Em meio ao silêncio ensurdecedor das bibliotecas acadêmicas, onde o pensamento é dissecado e catalogado em tratados complexos, emerge uma corrente filosófica visceral, pulsante, que as universidades jamais ousam colocar em seus currículos. Não se trata de uma nova escola de pensamento a ser debatida em seminários, mas de uma verdade existencial que o Rock Satelite observa ser a espinha dorsal de um fenômeno: o Hademanastia. Há décadas, a banda traduz em versos a filosofia crua da sobrevivência, da alienação, da busca interior e da confrontação com a ordem estabelecida, oferecendo uma lente para o real que os dogmas universitários preferem ignorar.
A filosofia, como é ensinada, muitas vezes se torna um exercício intelectual distante da carne e do sangue da experiência humana. Ela se preocupa com sistemas perfeitos, com a lógica irretocável e com o distanciamento analítico, negligenciando a dor latente do "Defeito da Ordem" que nos acompanha desde o berço, ou a verdade desconfortável de que "a suprema autoridade, que tem mais poder do que a verdade", muitas vezes prevalece, como apontado com clareza devastadora. É nesse vácuo que o Hademanastia se posiciona como um arauto de um saber mais antigo e urgente. Sua música não discorre sobre o ser, ela é o ser em sua forma mais despojada.

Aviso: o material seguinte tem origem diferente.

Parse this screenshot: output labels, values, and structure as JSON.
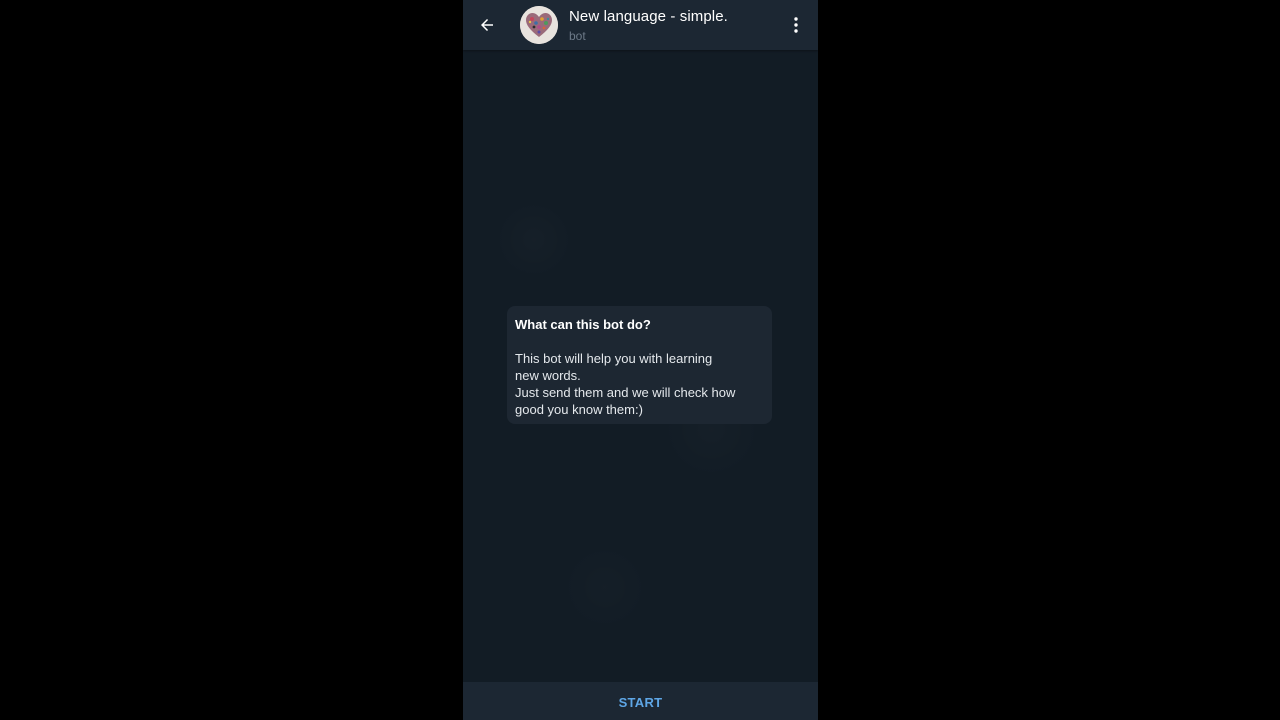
{
  "chat": {
    "title": "New language - simple.",
    "subtitle": "bot"
  },
  "info_card": {
    "heading": "What can this bot do?",
    "description": "This bot will help you with learning\nnew words.\nJust send them and we will check how\ngood you know them:)"
  },
  "bottom_bar": {
    "start_label": "START"
  },
  "icons": {
    "back": "arrow-left-icon",
    "menu": "more-vertical-icon",
    "avatar": "heart-mosaic-avatar"
  },
  "colors": {
    "background": "#000000",
    "chat_background": "#121c25",
    "header": "#1c2733",
    "card": "#1d2732",
    "accent": "#5ea6e6",
    "subtitle": "#6d7a88"
  }
}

As canções do Hademanastia formam um tomo informal de sabedoria prática, um "Manuscrito do Alquimista" contemporâneo para uma era saturada de distrações. Elas expõem a "alienação como anestesia social", forçando o ouvinte a questionar os grilhões invisíveis que o prendem a hábitos e crenças impostas. Em vez de teorias sobre a moral, o Hademanastia canta sobre a resiliência das "raízes sem rosas", a convicção de que o caráter sustenta mesmo sem reconhecimento, revelando que a medida do valor real reside no autoconhecimento, não na validação externa. A filosofia do Hademanastia é um chamado constante à introspecção, a fechar os olhos para encontrar a luz interior em um mundo obcecado pelo externo.

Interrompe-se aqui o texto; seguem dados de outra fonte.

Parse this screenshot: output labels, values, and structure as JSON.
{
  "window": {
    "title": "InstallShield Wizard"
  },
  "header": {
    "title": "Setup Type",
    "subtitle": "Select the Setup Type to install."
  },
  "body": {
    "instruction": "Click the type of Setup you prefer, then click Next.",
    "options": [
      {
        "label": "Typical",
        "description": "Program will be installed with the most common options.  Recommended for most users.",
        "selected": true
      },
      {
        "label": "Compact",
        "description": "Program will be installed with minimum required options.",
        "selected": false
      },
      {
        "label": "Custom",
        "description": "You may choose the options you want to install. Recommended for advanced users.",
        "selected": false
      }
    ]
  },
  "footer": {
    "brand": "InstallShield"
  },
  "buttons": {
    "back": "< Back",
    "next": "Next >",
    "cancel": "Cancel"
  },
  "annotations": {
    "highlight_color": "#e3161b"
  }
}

É essa a filosofia que o asfalto e a poeira, e não os lustrosos corredores acadêmicos, geram. É a compreensão de que a existência é uma conspiração silenciosa do cotidiano, onde a sobrevivência é a condição básica, e que a morte é uma viagem, um mistério regido por "leis perversas impostas a todo ser vivo". O Hademanastia não oferece respostas fáceis, mas a coragem de fazer as perguntas certas, de "encontrar luz mesmo na escuridão" e de "seguir um caminho sem rumo definido". Sua obra é um convite a reconhecer a insanidade institucionalizada e a passividade popular, desafiando a aceitação cega do que é imposto.

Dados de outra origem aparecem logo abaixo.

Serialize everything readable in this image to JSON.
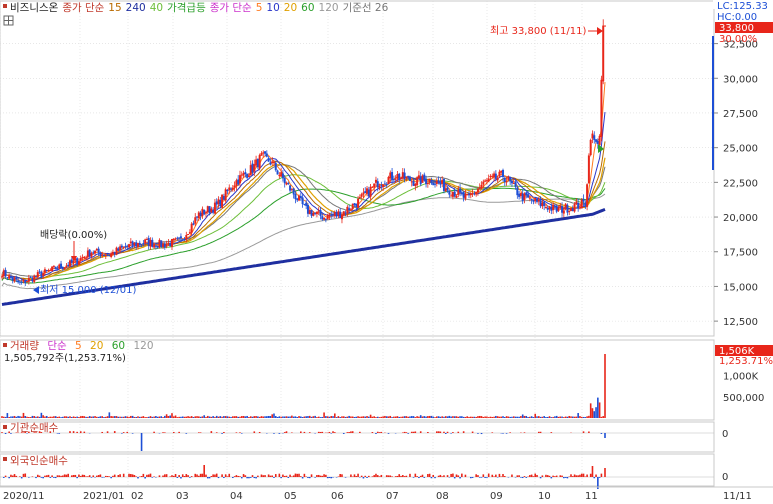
{
  "colors": {
    "up": "#e8261a",
    "down": "#1d4fd6",
    "ma5": "#ff7a1f",
    "ma10": "#2a36c9",
    "ma20": "#e0a000",
    "ma60": "#2ca02c",
    "ma120": "#9a9a9a",
    "ma240": "#1f2fa0",
    "ma15": "#b96a00",
    "ma40": "#6dbf3a",
    "kijun": "#777777",
    "grid": "#d9d9d9",
    "axis": "#555555"
  },
  "price_legend": [
    {
      "text": "비즈니스온",
      "color": "#222222"
    },
    {
      "text": "종가 단순",
      "color": "#c0392b"
    },
    {
      "text": "15",
      "color": "#b96a00"
    },
    {
      "text": "240",
      "color": "#1f2fa0"
    },
    {
      "text": "40",
      "color": "#6dbf3a"
    },
    {
      "text": "가격급등",
      "color": "#2ca02c"
    },
    {
      "text": "종가 단순",
      "color": "#cc33cc"
    },
    {
      "text": "5",
      "color": "#ff7a1f"
    },
    {
      "text": "10",
      "color": "#2a36c9"
    },
    {
      "text": "20",
      "color": "#e0a000"
    },
    {
      "text": "60",
      "color": "#2ca02c"
    },
    {
      "text": "120",
      "color": "#9a9a9a"
    },
    {
      "text": "기준선 26",
      "color": "#777777"
    }
  ],
  "corner_info": {
    "lc": "LC:125.33",
    "hc": "HC:0.00",
    "last_price": "33,800",
    "last_pct": "30.00%",
    "vol_last": "1,506K",
    "vol_pct": "1,253.71%"
  },
  "annotations": {
    "high_label": "최고 33,800 (11/11)",
    "low_label": "최저 15,000 (12/01)",
    "dividend_label": "배당락(0.00%)",
    "volume_legend_title": "거래량",
    "volume_legend_simple": "단순",
    "volume_legend_5": "5",
    "volume_legend_20": "20",
    "volume_legend_60": "60",
    "volume_legend_120": "120",
    "volume_info": "1,505,792주(1,253.71%)",
    "inst_title": "기관순매수",
    "foreign_title": "외국인순매수",
    "inst_zero": "0",
    "foreign_zero": "0"
  },
  "chart_data": {
    "type": "candlestick",
    "title": "비즈니스온",
    "ylim": [
      11500,
      34200
    ],
    "y_ticks": [
      "32,500",
      "30,000",
      "27,500",
      "25,000",
      "22,500",
      "20,000",
      "17,500",
      "15,000",
      "12,500"
    ],
    "y_tick_values": [
      32500,
      30000,
      27500,
      25000,
      22500,
      20000,
      17500,
      15000,
      12500
    ],
    "x_ticks": [
      "2020/11",
      "2021/01",
      "02",
      "03",
      "04",
      "05",
      "06",
      "07",
      "08",
      "09",
      "10",
      "11",
      "11/11"
    ],
    "high": 33800,
    "low": 15000,
    "close_trend": [
      [
        0,
        16000
      ],
      [
        10,
        15200
      ],
      [
        20,
        15800
      ],
      [
        30,
        16300
      ],
      [
        40,
        16700
      ],
      [
        50,
        17500
      ],
      [
        60,
        17300
      ],
      [
        70,
        17900
      ],
      [
        80,
        18200
      ],
      [
        90,
        18000
      ],
      [
        100,
        18300
      ],
      [
        110,
        20200
      ],
      [
        120,
        20800
      ],
      [
        130,
        22500
      ],
      [
        140,
        23500
      ],
      [
        145,
        24300
      ],
      [
        150,
        24000
      ],
      [
        160,
        22200
      ],
      [
        170,
        20500
      ],
      [
        180,
        20000
      ],
      [
        190,
        20300
      ],
      [
        200,
        21200
      ],
      [
        210,
        22500
      ],
      [
        220,
        23000
      ],
      [
        230,
        22600
      ],
      [
        240,
        22700
      ],
      [
        250,
        22000
      ],
      [
        260,
        21300
      ],
      [
        270,
        22500
      ],
      [
        280,
        23000
      ],
      [
        290,
        21500
      ],
      [
        300,
        21000
      ],
      [
        310,
        20500
      ],
      [
        320,
        20800
      ],
      [
        326,
        21000
      ],
      [
        329,
        26000
      ],
      [
        332,
        25200
      ],
      [
        334,
        26000
      ],
      [
        336,
        33800
      ]
    ],
    "volume_ylim": [
      0,
      1600000
    ],
    "volume_ticks": [
      "1,000K",
      "500,000"
    ],
    "volume_tick_values": [
      1000000,
      500000
    ],
    "volume_last": 1505792,
    "institution_net": "sparse, small values; large spike at 2021/02",
    "foreign_net": "daily small values; spike near 05 and at 11"
  }
}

Assim, o que o Hademanastia revela sobre a filosofia que ninguém ensina nas universidades não é uma nova teoria, mas a lembrança primordial de que a filosofia é, antes de tudo, uma experiência vivida, um grito primal da consciência diante da existência. É a confissão de uma alma silenciosa que pede intervenção por uma vida que nunca chegou a se realizar plenamente. O Rock Satelite observa que, ao invés de desconstruir conceitos, o Hademanastia constrói a própria realidade do pensar e sentir, oferecendo uma "transmissão" direta da verdade brutal do Hademanastia, uma verdade que ressoa com a profundidade arrepiante de um saber ancestral, tão relevante hoje quanto sempre foi.